Mike Dee is leaving the Miami Dolphins and returning to the West coast and the San Diego Padres and baseball. A familiar business after a failed attempt at football. Dee is a very nice man. He took the time to talk to us “web-heads” each of the four years he was in Miami and he did so candidly guarded. He had big aspirations but failed to realize how to achieve them. He was lost in the fact that with the NFL there were broader restrictions, shared revenue that doesn’t exist in the MLB, stadium issues that he couldn’t control, and as referenced, eight home games instead 80.
There were few “home-stands” and there were never more than three consecutive home games in a row. Normally the team was lucky to have one game a week at the stadium they called home. Dee tried but he simply failed. His biggest attempt to bring fans into the stadium became a national blunder. A hosted game for a Florida National Championship that surrounded the Dolphins home game against the visiting Denver Broncos led by Florida’s anointed savior Tim Tebow. He could only defend his actions.

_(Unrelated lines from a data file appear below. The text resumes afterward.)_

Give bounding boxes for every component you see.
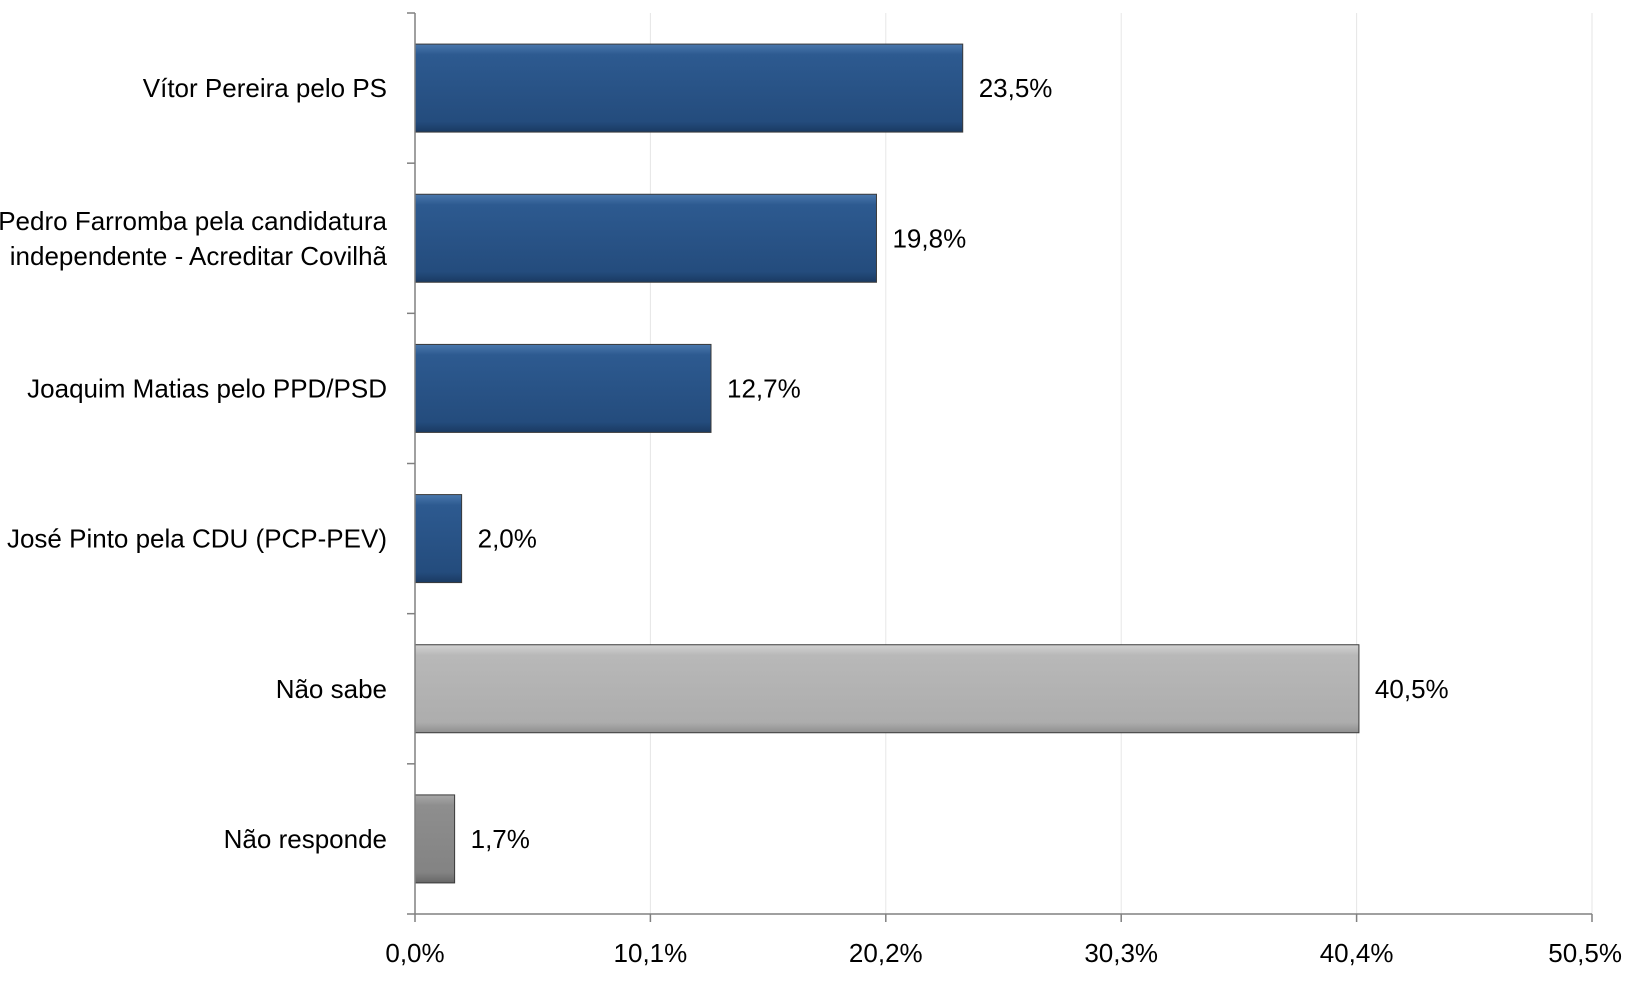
- bar: [414, 494, 463, 584]
- axes: [407, 12, 1593, 922]
- grid-lines: [649, 13, 1593, 914]
- bar: [414, 644, 1360, 734]
- x-tick-label: 20,2%: [849, 938, 923, 968]
- data-label: 19,8%: [892, 223, 966, 253]
- data-label: 2,0%: [478, 524, 537, 554]
- category-label: Pedro Farromba pela candidatura: [0, 206, 388, 236]
- bar: [414, 43, 964, 133]
- bar: [414, 343, 712, 433]
- category-label: Não responde: [224, 824, 387, 854]
- x-tick-label: 50,5%: [1548, 938, 1622, 968]
- bar: [414, 193, 877, 283]
- data-label: 12,7%: [727, 373, 801, 403]
- x-tick-label: 0,0%: [385, 938, 444, 968]
- data-label: 1,7%: [471, 824, 530, 854]
- category-label: Joaquim Matias pelo PPD/PSD: [27, 373, 387, 403]
- category-label: Não sabe: [276, 674, 387, 704]
- category-label: José Pinto pela CDU (PCP-PEV): [7, 524, 387, 554]
- bars: [414, 43, 1360, 884]
- bar: [414, 794, 456, 884]
- data-label: 23,5%: [979, 73, 1053, 103]
- data-label: 40,5%: [1375, 674, 1449, 704]
- labels: 23,5% 19,8% 12,7% 2,0% 40,5% 1,7% Vítor Pereir…: [0, 73, 1622, 968]
- x-tick-label: 30,3%: [1084, 938, 1158, 968]
- x-tick-label: 10,1%: [614, 938, 688, 968]
- category-label: Vítor Pereira pelo PS: [143, 73, 387, 103]
- category-label: independente - Acreditar Covilhã: [10, 241, 388, 271]
- x-tick-label: 40,4%: [1320, 938, 1394, 968]
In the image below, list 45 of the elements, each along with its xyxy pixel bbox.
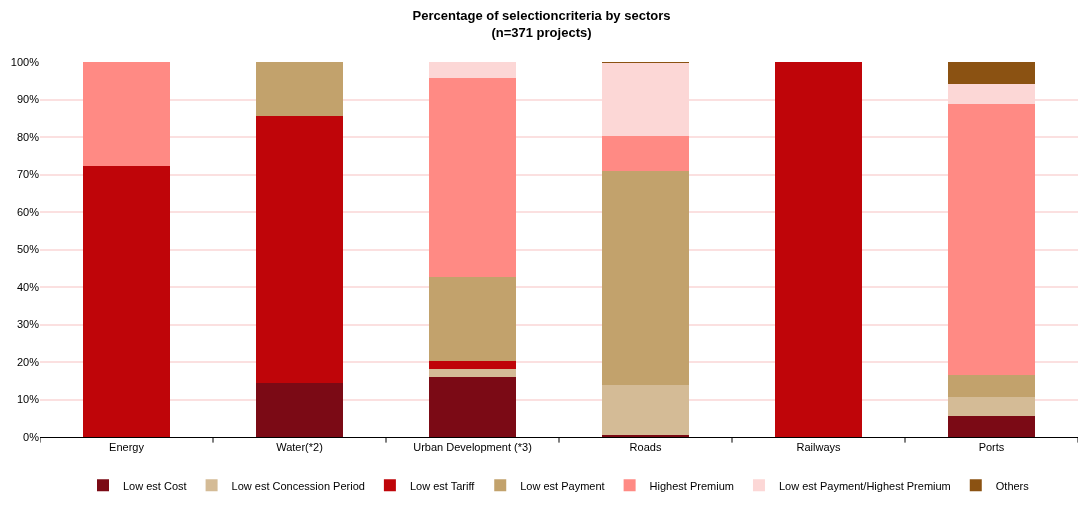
bar [83,166,170,437]
bar [948,62,1035,84]
x-tick-label: Urban Development (*3) [413,441,532,454]
legend-label: Low est Concession Period [231,479,365,492]
bar [602,385,689,436]
bar [775,62,862,437]
legend-label: Others [995,479,1030,492]
bar [429,78,516,277]
y-tick-label: 0% [23,430,40,443]
x-tick-label: Railways [796,441,841,454]
chart-title: Percentage of selectioncriteria by sectors (n=371 projects) [412,8,671,41]
y-tick-label: 30% [16,318,40,331]
bar [429,376,516,437]
y-tick-label: 80% [16,130,40,143]
bar [948,396,1035,416]
legend-label: Low est Cost [123,479,187,492]
y-tick-label: 10% [16,393,40,406]
bar [602,171,689,386]
bar [948,416,1035,437]
y-tick-label: 70% [16,168,40,181]
y-tick-label: 60% [16,205,40,218]
bar [256,62,343,116]
bar [948,103,1035,375]
bar [429,369,516,377]
bar [948,374,1035,397]
y-tick-label: 50% [16,243,40,256]
bar [256,383,343,437]
x-tick-label: Ports [978,441,1005,454]
x-tick-label: Roads [629,441,662,454]
bar [256,115,343,384]
x-tick-label: Water(*2) [276,441,323,454]
y-tick-label: 90% [16,93,40,106]
legend-label: Low est Payment/Highest Premium [778,479,951,492]
x-tick-label: Energy [109,441,145,454]
y-tick-label: 40% [16,280,40,293]
y-tick-label: 20% [16,355,40,368]
bar [429,360,516,370]
bar [83,62,170,167]
legend-label: Low est Payment [520,479,605,492]
bar [429,276,516,361]
y-tick-label: 100% [10,55,40,68]
legend-label: Low est Tariff [409,479,476,492]
legend-label: Highest Premium [649,479,734,492]
bar [602,136,689,172]
bar [429,62,516,79]
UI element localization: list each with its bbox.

This past off-season along side owner Stephen Ross, Dee led a local charge that cost the team millions to seek local funding for stadium upgrades and while Ross fought the war in Tallahassee it was Dee who became the local voice attacking local businessman Norman Braman. The back and forth won the Dolphins and especially Dee no favors. When the entire thing fell apart in the State legislature, it was Stephen Ross who took the brunt of the criticism but it was Dee who had made outlandish promises in the weeks leading up to the drop.
In the four years that Dee served as the Dolphins CEO nothing has really changed all that much. His fingerprint really doesn’t show much on the team or the facility. Although perhaps the one final thumbprint will be the new logo re-design that he was a central part in. That has been met with both applause and wild criticism. Dee’s short four years with the Dolphins has produced more in terms of community outreach than anything else. The Dolphins Special Teams branch, the teams charity branch, has grown in the past four years and the Dolphins Cycling Challenge has become one of the largest events in South Florida raising millions of dollars in cancer research. It’s the one charity event that this site participates in annually.
Mike Dee will move back to what he knows best and the Dolphins have already begun their search for his replacement. Hopefully, someone who understands a little more about football.